Refleksi, khusus
edisi akhir pekan:
Suatu saat saya menghadiri acara siswa kristen di sebuah pantai yang indah
di pulau Alor, NTT. Usai persekutuan banyak yang nyebur ke laut, padahal
ombaknya sedang besar. Saya bergumam pada seorang siswi: “Mereka nampak
senang sekali menyelam.” Siswi itu menukas “Di dalam indah, kakak.”
Kutanya “Tidak takut bahaya?” Siswi itu bilang: “Sudah biasa, sejak kecil bermain di laut.” Dia beritahu kiat-nya “Bila
ombak datang, menyelamlah ke dalam, kakak. Karena ombak itu hanya di permukaan pantai, di bawah tenang.”
Wah, itu hikmat yang sangat berguna untuk arungi ombak dan gelombang
kehidupan. Menyelam itu tindakan menjemput berkat-berkat dari tempat yang
dalam. Berkat keindahan dan rasa aman. Di bawah sana kita makin dekat dengan
keindahan-keindahan terumbu karang dan beragam warna-warni ikan. Kita belum
merasa puas jika melihat keindahan bawah laut itu dari permukaan.
Sayangnya, justru itulah problem Anda, problem saya juga
(walau saya mahasiswa seminari), yakni kehilangan
kedalaman. Acap kali hidup seakan sekadar bergerak dari kegiatan yang satu
ke yang lainnya. Satu selesai, berikutnya menanti.
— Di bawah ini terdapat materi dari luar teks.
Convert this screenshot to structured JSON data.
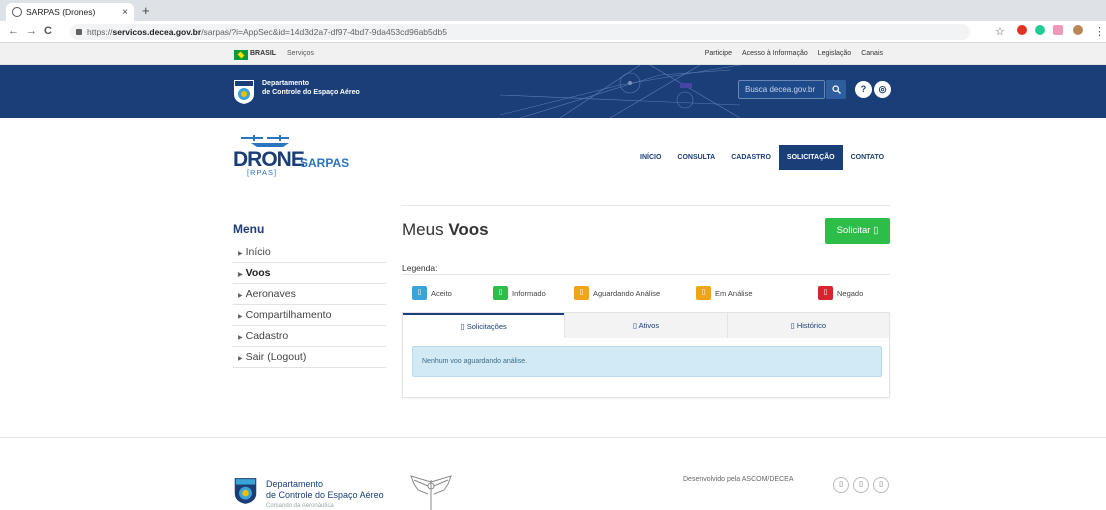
{
  "browser": {
    "tab_title": "SARPAS (Drones)",
    "tab_close": "×",
    "new_tab": "+",
    "url_prefix": "https://",
    "url_domain": "servicos.decea.gov.br",
    "url_rest": "/sarpas/?i=AppSec&id=14d3d2a7-df97-4bd7-9da453cd96ab5db5",
    "back": "←",
    "forward": "→",
    "reload": "C",
    "star": "☆",
    "menu": "⋮"
  },
  "gov_bar": {
    "brasil": "BRASIL",
    "servicos": "Serviços",
    "links": [
      "Participe",
      "Acesso à Informação",
      "Legislação",
      "Canais"
    ]
  },
  "header": {
    "dept_line1": "Departamento",
    "dept_line2": "de Controle do Espaço Aéreo",
    "search_placeholder": "Busca decea.gov.br",
    "help_icon": "?",
    "chat_icon": "◎"
  },
  "logo": {
    "drone": "DRONE",
    "sarpas": "SARPAS",
    "rpas": "[RPAS]"
  },
  "nav": {
    "items": [
      "INÍCIO",
      "CONSULTA",
      "CADASTRO",
      "SOLICITAÇÃO",
      "CONTATO"
    ],
    "active": "SOLICITAÇÃO"
  },
  "sidebar": {
    "title": "Menu",
    "items": [
      "Início",
      "Voos",
      "Aeronaves",
      "Compartilhamento",
      "Cadastro",
      "Sair (Logout)"
    ],
    "selected": "Voos"
  },
  "main": {
    "title_prefix": "Meus",
    "title_bold": "Voos",
    "solicitar_label": "Solicitar ▯",
    "legenda_label": "Legenda:",
    "legend": [
      {
        "label": "Aceito",
        "color": "#3aa3d8"
      },
      {
        "label": "Informado",
        "color": "#2ebd48"
      },
      {
        "label": "Aguardando Análise",
        "color": "#f0a418"
      },
      {
        "label": "Em Análise",
        "color": "#f0a418"
      },
      {
        "label": "Negado",
        "color": "#d9232e"
      }
    ],
    "legend_glyph": "▯",
    "tabs": [
      "▯ Solicitações",
      "▯ Ativos",
      "▯ Histórico"
    ],
    "alert": "Nenhum voo aguardando análise."
  },
  "footer": {
    "dept_line1": "Departamento",
    "dept_line2": "de Controle do Espaço Aéreo",
    "sub": "Comando da Aeronáutica",
    "developed_by": "Desenvolvido pela ASCOM/DECEA",
    "social_glyph": "▯"
  }
}
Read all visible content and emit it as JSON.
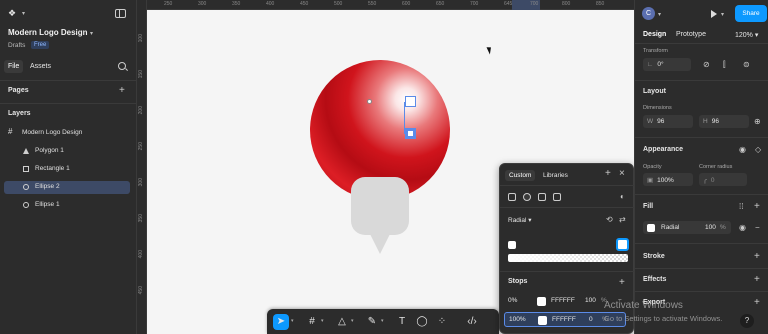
{
  "left_panel": {
    "file_title": "Modern Logo Design",
    "project": "Drafts",
    "plan_badge": "Free",
    "tabs": [
      "File",
      "Assets"
    ],
    "pages_heading": "Pages",
    "layers_heading": "Layers",
    "layers": [
      {
        "name": "Modern Logo Design",
        "icon": "frame-icon"
      },
      {
        "name": "Polygon 1",
        "icon": "polygon-icon"
      },
      {
        "name": "Rectangle 1",
        "icon": "rectangle-icon"
      },
      {
        "name": "Ellipse 2",
        "icon": "ellipse-icon",
        "selected": true
      },
      {
        "name": "Ellipse 1",
        "icon": "ellipse-icon"
      }
    ]
  },
  "canvas": {
    "ruler_ticks": [
      "250",
      "300",
      "350",
      "400",
      "450",
      "500",
      "550",
      "600",
      "650",
      "700",
      "750",
      "800",
      "850"
    ],
    "ruler_selected": [
      "645",
      "700"
    ],
    "v_ticks": [
      "100",
      "150",
      "200",
      "250",
      "300",
      "350",
      "400",
      "450"
    ]
  },
  "color_picker": {
    "tabs": [
      "Custom",
      "Libraries"
    ],
    "gradient_type": "Radial",
    "stops_heading": "Stops",
    "stops": [
      {
        "position": "0%",
        "hex": "FFFFFF",
        "opacity": "100",
        "unit": "%"
      },
      {
        "position": "100%",
        "hex": "FFFFFF",
        "opacity": "0",
        "unit": "%"
      }
    ]
  },
  "right_panel": {
    "avatar_letter": "C",
    "share_label": "Share",
    "tabs": [
      "Design",
      "Prototype"
    ],
    "zoom": "120%",
    "transform_heading": "Transform",
    "rotation": "0°",
    "layout_heading": "Layout",
    "dimensions_label": "Dimensions",
    "width_key": "W",
    "width": "96",
    "height_key": "H",
    "height": "96",
    "appearance_heading": "Appearance",
    "opacity_label": "Opacity",
    "opacity": "100%",
    "corner_radius_label": "Corner radius",
    "corner_radius": "0",
    "fill_heading": "Fill",
    "fill_type": "Radial",
    "fill_opacity": "100",
    "fill_unit": "%",
    "stroke_heading": "Stroke",
    "effects_heading": "Effects",
    "export_heading": "Export"
  },
  "overlay": {
    "activate_title": "Activate Windows",
    "activate_sub": "Go to Settings to activate Windows.",
    "help": "?"
  },
  "colors": {
    "accent": "#0d99ff",
    "selection": "#3d4a66",
    "panel_bg": "#2c2c2c",
    "canvas_bg": "#f5f5f5",
    "ball_red": "#d0141c",
    "bulb_gray": "#d9d9d9"
  }
}
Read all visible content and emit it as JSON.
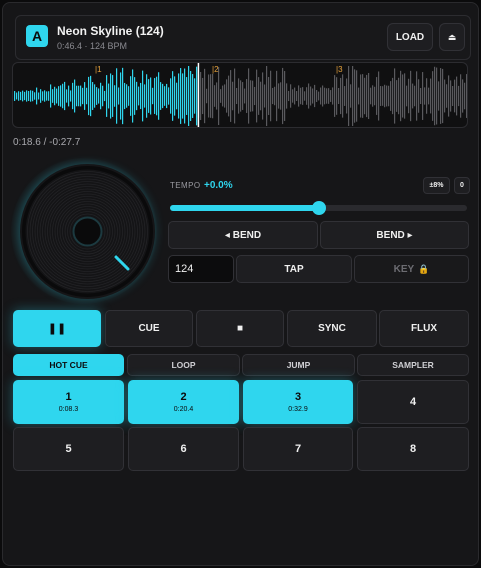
{
  "header": {
    "deck_letter": "A",
    "title": "Neon Skyline (124)",
    "meta": "0:46.4 · 124 BPM",
    "load_label": "LOAD",
    "eject_icon": "⏏"
  },
  "waveform": {
    "cue_markers": [
      "1",
      "2",
      "3"
    ],
    "played_fraction": 0.405
  },
  "time": {
    "readout": "0:18.6 / -0:27.7"
  },
  "tempo": {
    "label": "TEMPO",
    "value": "+0.0%",
    "range_label": "±8%",
    "reset_label": "0",
    "slider_fraction": 0.5
  },
  "bend": {
    "left_label": "◂ BEND",
    "right_label": "BEND ▸"
  },
  "bpm": {
    "value": "124"
  },
  "tap_label": "TAP",
  "key": {
    "label": "KEY",
    "lock_icon": "🔒"
  },
  "transport": {
    "play_icon": "❚❚",
    "cue_label": "CUE",
    "stop_icon": "■",
    "sync_label": "SYNC",
    "flux_label": "FLUX"
  },
  "tabs": [
    "HOT CUE",
    "LOOP",
    "JUMP",
    "SAMPLER"
  ],
  "pads": [
    {
      "number": "1",
      "time": "0:08.3"
    },
    {
      "number": "2",
      "time": "0:20.4"
    },
    {
      "number": "3",
      "time": "0:32.9"
    },
    {
      "number": "4",
      "time": ""
    },
    {
      "number": "5",
      "time": ""
    },
    {
      "number": "6",
      "time": ""
    },
    {
      "number": "7",
      "time": ""
    },
    {
      "number": "8",
      "time": ""
    }
  ],
  "colors": {
    "accent": "#2fd6ee",
    "cue_marker": "#e6a23c",
    "unplayed_wave": "#5a5a5e"
  }
}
Dan dijalani atau
diselesaikannya itu dengan terburu-buru atau sekadarnya, sehingga
aktifitas-aktifitas lewat begitu saja, tanpa lesson, tanpa kesan dan
makna mendalam.
Studi, kerja, hobby, sudah tentu bikin horison kita terbentang jauh,
wawasan dunia seluas samudra, tapi kita tetap bisa merasa berdiri di pantai
yang dangkal. Karena kita dijejali beragam subyek, pikirkan banyak topik, banyak rencana dan keinginan, kuatirkan banyak hal setiap hari, setiap jam. Sehingga kita penuh, tapi penuhnya sekedar oleh kerangka dan garis besar, tak ada waktu dan energi tersisa untuk detail-detail, ide-ide lanjutan, hilang minat terhadap gagasan maupun perenungan yang dalam. Kitapun alergi terhadap kesulitan-penderitaan yang dalam, mudah puas dengan kegembiraan yang dangkal. Memang ada waktu-waktu ibadah, baik pribadi maupun bersama,
terjadual mingguan, bahkan harian. Idealnya itu moment yang tepat untuk
menyelam lebih dalam, tapi banyak yang gagal memanfaatkan.
Adakah harapan? Di mana, bagaimana bisa kita capai kedalaman? Dengan tekuni seni menyendiri, kawan! Solitude, silence before Him, disertai motivasi yang murni, dibekali dengan
Firman di hati maupun pikiran. Meditasi kristen inilah tindakan menyelam
dengan aman di lautan kehidupan ini. Ia bukan dan tidak boleh berupa
pengosongan jiwa, melainkan fokuskan panca-indera sepenuhnya pada Allah, Allah
yang telah menyatakan diri-Nya dalam alkitab.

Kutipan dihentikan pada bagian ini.